Assis der­rière son bureau, Paweł Sztar­bows­ki sourit. Dans son sweat vert à capuche, le directeur du théâtre Powszech­ny jubile : « J’ai appris dans les médias il y a quelques jours que le tri­bunal ne don­nait pas suite au procès. Ils n’ont même pas pris la peine de nous appel­er pour nous l’annoncer. » Der­rière lui, une affiche de The Curse est fière­ment accrochée au mur. « La pièce dénonce aus­si la pédophilie qui gan­grène l’Eglise. En 2017, ce sujet était mécon­nu en Pologne. Moi-même je l’ig­no­rais. C’était tabou. Et les réac­tions l’ont mon­trées. »

Lorsque Paweł Sztar­bows­ki et son asso­cié Paweł Łysak repren­nent les rênes du théâtre en 2014, l’ob­jec­tif est clair. « Nous voulions traiter des sujets poli­tiques, engagés. Des sujets qui font bouger les choses.

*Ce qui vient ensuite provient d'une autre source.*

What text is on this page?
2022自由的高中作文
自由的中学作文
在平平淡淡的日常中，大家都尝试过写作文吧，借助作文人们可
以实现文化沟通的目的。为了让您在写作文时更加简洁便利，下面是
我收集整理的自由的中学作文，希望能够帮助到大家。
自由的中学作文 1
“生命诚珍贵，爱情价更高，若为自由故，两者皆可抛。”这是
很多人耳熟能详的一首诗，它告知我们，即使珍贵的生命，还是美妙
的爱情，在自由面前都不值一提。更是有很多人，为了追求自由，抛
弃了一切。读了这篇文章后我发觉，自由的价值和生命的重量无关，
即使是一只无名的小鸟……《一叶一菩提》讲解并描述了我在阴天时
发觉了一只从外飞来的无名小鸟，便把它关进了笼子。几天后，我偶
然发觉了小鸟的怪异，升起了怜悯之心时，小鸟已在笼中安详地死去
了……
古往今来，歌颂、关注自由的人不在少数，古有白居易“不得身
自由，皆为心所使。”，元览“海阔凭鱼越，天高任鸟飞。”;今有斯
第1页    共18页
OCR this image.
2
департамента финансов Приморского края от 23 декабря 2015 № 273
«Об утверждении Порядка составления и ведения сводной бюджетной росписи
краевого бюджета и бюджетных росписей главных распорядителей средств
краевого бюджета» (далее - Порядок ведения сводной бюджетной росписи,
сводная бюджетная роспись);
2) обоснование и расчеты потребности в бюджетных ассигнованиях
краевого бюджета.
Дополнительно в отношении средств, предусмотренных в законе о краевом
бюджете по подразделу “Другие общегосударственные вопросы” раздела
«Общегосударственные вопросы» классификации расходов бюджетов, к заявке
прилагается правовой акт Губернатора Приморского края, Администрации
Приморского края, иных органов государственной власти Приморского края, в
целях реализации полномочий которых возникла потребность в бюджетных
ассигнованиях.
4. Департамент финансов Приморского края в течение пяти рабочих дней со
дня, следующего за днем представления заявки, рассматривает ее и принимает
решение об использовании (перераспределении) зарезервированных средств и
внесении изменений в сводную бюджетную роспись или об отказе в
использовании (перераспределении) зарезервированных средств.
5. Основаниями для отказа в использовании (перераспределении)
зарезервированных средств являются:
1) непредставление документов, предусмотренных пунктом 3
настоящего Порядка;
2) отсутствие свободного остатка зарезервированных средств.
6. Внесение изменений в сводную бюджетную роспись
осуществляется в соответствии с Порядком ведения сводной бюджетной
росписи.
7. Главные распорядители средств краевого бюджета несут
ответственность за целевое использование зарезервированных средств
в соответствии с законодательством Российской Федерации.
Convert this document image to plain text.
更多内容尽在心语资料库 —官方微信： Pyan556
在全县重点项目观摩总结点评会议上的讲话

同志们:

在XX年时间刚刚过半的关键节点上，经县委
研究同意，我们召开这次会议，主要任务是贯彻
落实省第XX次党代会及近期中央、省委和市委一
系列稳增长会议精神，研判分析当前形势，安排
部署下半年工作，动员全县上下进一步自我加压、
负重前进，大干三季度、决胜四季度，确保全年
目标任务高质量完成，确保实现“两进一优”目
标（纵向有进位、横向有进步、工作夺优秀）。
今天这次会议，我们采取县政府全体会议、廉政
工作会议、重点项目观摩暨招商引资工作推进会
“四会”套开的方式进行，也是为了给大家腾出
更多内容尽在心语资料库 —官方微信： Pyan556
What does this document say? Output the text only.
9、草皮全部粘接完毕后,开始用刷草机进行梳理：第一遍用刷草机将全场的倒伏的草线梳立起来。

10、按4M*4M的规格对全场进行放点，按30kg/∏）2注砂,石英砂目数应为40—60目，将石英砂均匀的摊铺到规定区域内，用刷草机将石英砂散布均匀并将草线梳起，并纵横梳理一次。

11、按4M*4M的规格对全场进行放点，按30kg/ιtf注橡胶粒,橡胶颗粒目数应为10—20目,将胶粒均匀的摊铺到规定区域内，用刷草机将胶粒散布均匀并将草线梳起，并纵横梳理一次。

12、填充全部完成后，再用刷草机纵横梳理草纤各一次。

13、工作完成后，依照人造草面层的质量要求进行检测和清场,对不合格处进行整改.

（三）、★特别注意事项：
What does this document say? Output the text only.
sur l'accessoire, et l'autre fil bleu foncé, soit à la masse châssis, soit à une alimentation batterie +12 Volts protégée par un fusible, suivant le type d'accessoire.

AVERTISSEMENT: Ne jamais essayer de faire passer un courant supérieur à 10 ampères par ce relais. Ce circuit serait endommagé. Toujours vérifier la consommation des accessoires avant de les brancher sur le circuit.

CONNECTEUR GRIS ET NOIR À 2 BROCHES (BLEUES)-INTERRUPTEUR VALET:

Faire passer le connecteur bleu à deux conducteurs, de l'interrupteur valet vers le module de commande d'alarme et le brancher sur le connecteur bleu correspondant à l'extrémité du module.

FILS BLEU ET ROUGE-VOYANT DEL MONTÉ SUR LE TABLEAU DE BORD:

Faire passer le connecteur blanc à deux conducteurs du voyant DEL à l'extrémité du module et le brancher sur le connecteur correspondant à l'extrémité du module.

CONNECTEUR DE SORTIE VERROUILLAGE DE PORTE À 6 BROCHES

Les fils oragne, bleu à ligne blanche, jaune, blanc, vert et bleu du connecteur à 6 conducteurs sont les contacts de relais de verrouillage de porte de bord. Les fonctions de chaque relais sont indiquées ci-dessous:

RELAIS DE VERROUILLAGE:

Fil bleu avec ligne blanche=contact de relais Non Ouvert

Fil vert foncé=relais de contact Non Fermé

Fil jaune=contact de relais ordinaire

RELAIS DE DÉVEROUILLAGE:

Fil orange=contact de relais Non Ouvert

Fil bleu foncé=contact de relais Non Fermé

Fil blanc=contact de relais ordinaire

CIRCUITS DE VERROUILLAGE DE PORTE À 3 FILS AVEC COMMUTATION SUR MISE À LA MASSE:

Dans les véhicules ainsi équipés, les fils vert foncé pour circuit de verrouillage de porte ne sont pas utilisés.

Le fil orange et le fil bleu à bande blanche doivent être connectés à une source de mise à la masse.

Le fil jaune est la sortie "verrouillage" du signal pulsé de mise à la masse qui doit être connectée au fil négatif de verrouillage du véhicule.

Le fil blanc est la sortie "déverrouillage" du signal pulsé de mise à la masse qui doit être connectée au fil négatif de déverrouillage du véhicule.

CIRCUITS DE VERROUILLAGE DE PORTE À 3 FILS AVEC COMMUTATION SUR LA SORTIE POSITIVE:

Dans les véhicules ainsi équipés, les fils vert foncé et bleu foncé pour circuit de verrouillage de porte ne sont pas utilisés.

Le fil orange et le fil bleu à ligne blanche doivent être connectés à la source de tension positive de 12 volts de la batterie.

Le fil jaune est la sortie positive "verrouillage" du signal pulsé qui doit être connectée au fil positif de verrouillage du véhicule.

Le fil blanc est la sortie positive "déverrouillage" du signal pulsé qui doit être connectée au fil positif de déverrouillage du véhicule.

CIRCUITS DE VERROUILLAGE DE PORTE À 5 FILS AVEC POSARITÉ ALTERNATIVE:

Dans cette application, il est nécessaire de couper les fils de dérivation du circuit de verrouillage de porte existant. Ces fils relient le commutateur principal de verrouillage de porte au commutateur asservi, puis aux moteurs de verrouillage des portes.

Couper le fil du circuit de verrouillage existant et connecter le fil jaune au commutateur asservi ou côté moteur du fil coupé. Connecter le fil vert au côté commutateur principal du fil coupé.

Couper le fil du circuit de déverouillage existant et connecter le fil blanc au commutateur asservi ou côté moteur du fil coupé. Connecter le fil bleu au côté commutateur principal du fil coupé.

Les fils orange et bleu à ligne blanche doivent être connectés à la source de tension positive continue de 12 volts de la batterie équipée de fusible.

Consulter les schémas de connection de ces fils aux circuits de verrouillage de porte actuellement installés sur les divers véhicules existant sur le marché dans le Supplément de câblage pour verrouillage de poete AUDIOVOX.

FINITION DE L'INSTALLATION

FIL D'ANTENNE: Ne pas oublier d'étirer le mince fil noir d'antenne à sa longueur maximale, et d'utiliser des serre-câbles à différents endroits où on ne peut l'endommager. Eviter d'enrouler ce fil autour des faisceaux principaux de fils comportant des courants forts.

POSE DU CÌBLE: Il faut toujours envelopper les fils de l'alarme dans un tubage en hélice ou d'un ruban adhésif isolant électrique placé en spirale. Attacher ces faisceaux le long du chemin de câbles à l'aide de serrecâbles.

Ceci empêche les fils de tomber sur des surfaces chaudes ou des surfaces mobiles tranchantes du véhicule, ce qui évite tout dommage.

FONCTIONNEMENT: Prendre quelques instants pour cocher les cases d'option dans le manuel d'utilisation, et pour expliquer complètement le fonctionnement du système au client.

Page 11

Plus le gou­verne­ment ser­rera la vis, plus nous serons provo­ca­teurs. » La prochaine représen­ta­tion de The Curse est déjà prévue en sep­tem­bre 2023, en pleine élec­tion lég­isla­tive. Deux gardes seront postés à l’entrée. 

Agniesz­ka Jakimi­ak est met­teure en scène, elle a par­ticipé à la créa­tion de la pièce. Avec aplomb, elle assure ne pas avoir peur. « Je veux tout abor­der libre­ment, si un sujet fait scan­dale, c’est qu’il est impor­tant. Le PiS, lui, ne se cen­sure pas. » Pour­tant, elle en paye le prix. Avec cette pièce, cer­tains théâtres et fes­ti­vals ne veu­lent plus tra­vailler avec elle. « Je ne me plains pas. Les pires réper­cus­sions sont pour les acteurs. Ils sont exposés. » C’est le cas de la comé­di­enne Julia Wyszyn­s­ka, qui, dans la pièce, fait une fel­la­tion à l’ancien Pape polon­ais. Elle subit une vague de har­cèle­ment en ligne et des men­aces de mort pen­dant les six pre­miers mois de la représen­ta­tion de The Curse, et a per­du son poste d’actrice dans une série dif­fusée à la télévi­sion nationale.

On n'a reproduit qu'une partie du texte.